I’ve spent a good many words explaining how the bail insurance lobbyists mislead jurisdictions, and how those misrepresentations hurt bail agents across America. Turns out I think they’re misleading the very companies who pay them, too.
I started figuring this out a few months ago when an insurance lobbyist told a bunch of people in New Mexico that Jefferson County, Colorado (where I live), was being touted as some sort of pretrial success story. Then the lobbyist showed them some numbers trying to convince them that the way judges are setting bail in Jefferson County today has led to some bad outcomes. As often happens in other places when these lobbyists speak, the people in New Mexico asked me to explain it all, and so I told them the truth. The truth is that nobody is calling Jefferson County, Colorado, a pretrial success story. And if there are any bad outcomes today, it’s because of the lack of success when it comes to how Jefferson County continues to use money at bail.

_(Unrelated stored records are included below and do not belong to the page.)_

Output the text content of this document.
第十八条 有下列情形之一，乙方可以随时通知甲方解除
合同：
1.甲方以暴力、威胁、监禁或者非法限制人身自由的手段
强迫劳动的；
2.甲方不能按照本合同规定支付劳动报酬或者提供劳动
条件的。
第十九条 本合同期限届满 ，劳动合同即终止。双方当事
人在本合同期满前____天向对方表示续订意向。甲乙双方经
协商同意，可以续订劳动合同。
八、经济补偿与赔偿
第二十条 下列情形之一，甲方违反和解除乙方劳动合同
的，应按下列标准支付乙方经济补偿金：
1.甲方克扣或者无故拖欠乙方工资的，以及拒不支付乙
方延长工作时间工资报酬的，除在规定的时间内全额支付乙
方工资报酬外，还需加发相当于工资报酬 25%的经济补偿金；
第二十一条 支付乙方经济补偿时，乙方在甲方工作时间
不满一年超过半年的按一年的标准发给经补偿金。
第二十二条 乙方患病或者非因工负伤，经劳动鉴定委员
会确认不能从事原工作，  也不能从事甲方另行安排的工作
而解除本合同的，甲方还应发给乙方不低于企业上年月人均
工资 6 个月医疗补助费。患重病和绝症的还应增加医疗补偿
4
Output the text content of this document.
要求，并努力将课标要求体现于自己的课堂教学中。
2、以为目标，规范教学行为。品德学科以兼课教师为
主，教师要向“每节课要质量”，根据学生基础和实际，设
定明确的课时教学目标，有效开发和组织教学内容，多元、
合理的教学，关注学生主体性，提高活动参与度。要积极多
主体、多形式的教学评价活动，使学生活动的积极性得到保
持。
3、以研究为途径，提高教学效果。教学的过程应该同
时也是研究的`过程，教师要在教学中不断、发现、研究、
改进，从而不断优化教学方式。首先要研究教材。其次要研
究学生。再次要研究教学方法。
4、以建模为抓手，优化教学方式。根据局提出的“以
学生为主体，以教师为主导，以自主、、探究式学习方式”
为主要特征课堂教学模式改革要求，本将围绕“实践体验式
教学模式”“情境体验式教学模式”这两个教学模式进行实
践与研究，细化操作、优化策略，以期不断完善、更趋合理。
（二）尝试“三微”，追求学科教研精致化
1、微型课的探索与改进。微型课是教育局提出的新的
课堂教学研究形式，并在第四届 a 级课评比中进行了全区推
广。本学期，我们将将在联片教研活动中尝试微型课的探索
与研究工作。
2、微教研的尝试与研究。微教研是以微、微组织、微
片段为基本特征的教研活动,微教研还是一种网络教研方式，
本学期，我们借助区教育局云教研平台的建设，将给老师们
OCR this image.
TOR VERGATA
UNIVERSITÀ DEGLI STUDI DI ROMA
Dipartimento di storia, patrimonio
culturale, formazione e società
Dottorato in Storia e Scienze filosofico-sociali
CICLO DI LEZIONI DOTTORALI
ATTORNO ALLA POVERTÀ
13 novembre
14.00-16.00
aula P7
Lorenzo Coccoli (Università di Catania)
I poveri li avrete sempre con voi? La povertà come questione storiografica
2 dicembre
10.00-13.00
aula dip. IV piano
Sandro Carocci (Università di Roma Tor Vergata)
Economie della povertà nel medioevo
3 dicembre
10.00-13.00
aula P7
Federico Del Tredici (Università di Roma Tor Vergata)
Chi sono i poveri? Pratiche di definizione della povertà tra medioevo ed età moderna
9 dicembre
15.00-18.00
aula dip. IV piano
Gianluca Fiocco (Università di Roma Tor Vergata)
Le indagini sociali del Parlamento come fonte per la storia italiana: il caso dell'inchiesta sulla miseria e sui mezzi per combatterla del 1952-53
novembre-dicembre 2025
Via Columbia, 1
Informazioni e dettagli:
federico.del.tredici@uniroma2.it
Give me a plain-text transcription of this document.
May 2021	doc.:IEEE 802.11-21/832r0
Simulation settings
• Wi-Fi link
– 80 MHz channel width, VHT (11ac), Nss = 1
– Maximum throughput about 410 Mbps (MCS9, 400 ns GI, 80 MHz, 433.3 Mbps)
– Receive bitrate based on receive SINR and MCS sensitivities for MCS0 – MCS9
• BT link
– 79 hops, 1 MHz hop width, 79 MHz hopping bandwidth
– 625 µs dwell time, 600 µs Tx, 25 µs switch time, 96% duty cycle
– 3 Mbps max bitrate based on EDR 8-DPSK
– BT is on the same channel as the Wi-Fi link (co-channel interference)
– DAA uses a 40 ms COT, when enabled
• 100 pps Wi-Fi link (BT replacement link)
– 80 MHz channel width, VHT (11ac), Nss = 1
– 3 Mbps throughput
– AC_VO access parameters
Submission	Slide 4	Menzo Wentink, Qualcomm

I should know, because I’m one of the three people who helped design the so-called Jefferson County Bail Project, which was basically the name we gave to a big project designed simply to try to do bail differently. But to understand everything, you need to know that the bail project was really made up of two parts. The first part – a fourteen week experiment to show that if judges set less secured money bonds the sky wouldn’t fall – was a success. The sky didn’t fall, proving, at least partially and during the fourteen weeks, that we didn’t need as much money as we thought we needed to do release and detention. In fact, we were able to release more people and keep the same court appearance rates and public safety rates by using less secured money bonds. There were other successes associated with the initial attempt to do things differently, such as better bail education, more purposeful release and detention decisions, etc., but the 14 week experiment was the main thing.
The second part, though – the part where Jefferson County was supposed to actually implement the things they learned from the 14 week experiment – was a total failure when it came to deciding how to use money. In fact, I actually published a document that said the county failed to implement what it had learned. And yes, I actually used the word “failure,” which should have made it pretty clear.
Now don’t get me wrong, there were some things Jefferson County did permanently that were and still are successes; for example, it has defense attorneys at first advisements now, and it got rid of their bail schedule. But overall, when it came to actually implementing a process that would move away from using cash or surety bonds, Jefferson County simply didn’t do it. So when the bail lobbyist went to New Mexico with data showing that outcomes are somehow bad now, years later, my response to the people in New Mexico was, “Of course they’re bad now, because nobody ever implemented any of the money improvements that we tested. After the experiment, judges went right back to using cash and surety bonds just like before.”
And then, just about a week or so ago, a bail insurance company – not the lobbyist hired by the company, but the company itself – said the same thing. It said, “Jefferson County is being touted as a pretrial success story.” And I really started wondering, “Who in the world is doing all this touting?” It certainly isn’t me. It isn’t the two other people who helped design the project. And I’m pretty sure it isn’t anyone else in Jefferson County. I mean, really, there is absolutely nobody in America saying Jefferson County is some sort of success story when it comes to pretrial release and detention.
But then it dawned on me. The main bail insurance lobbyist is from Colorado, and when he interviewed for his new job, he must have told the insurance companies that the reason the three of us who designed the bail project are all doing national pretrial work is because people think the bail project was great. He must have said, “Hey, people are touting Jefferson County, but I’m from Colorado and I can find out the real story and prove that the bail project shouldn't be touted at all.” The problem is that he apparently never even read our published documents. If he had, he would have known that I, myself, said that it failed.
So here’s this lobbyist telling the companies that pay his salary that people are “touting” the Jefferson County bail project as some success – when they aren’t – just so he can justify foraging through some jail stats to try to shoot it down. Man, talk about messed up. I mean, when you realize that Jefferson County actually failed to implement, then the very numbers the lobbyist uses to try to trash the project actually hurt the industry. Don’t you see? I would expect the current numbers to be bad today because judges in Jefferson County kept on using cash and surety bonds.
This is just one more example of a bail insurance lobbyist saying whatever comes into his brain without even gathering the facts. Once again, bail agents, these guys aren’t doing you any favors.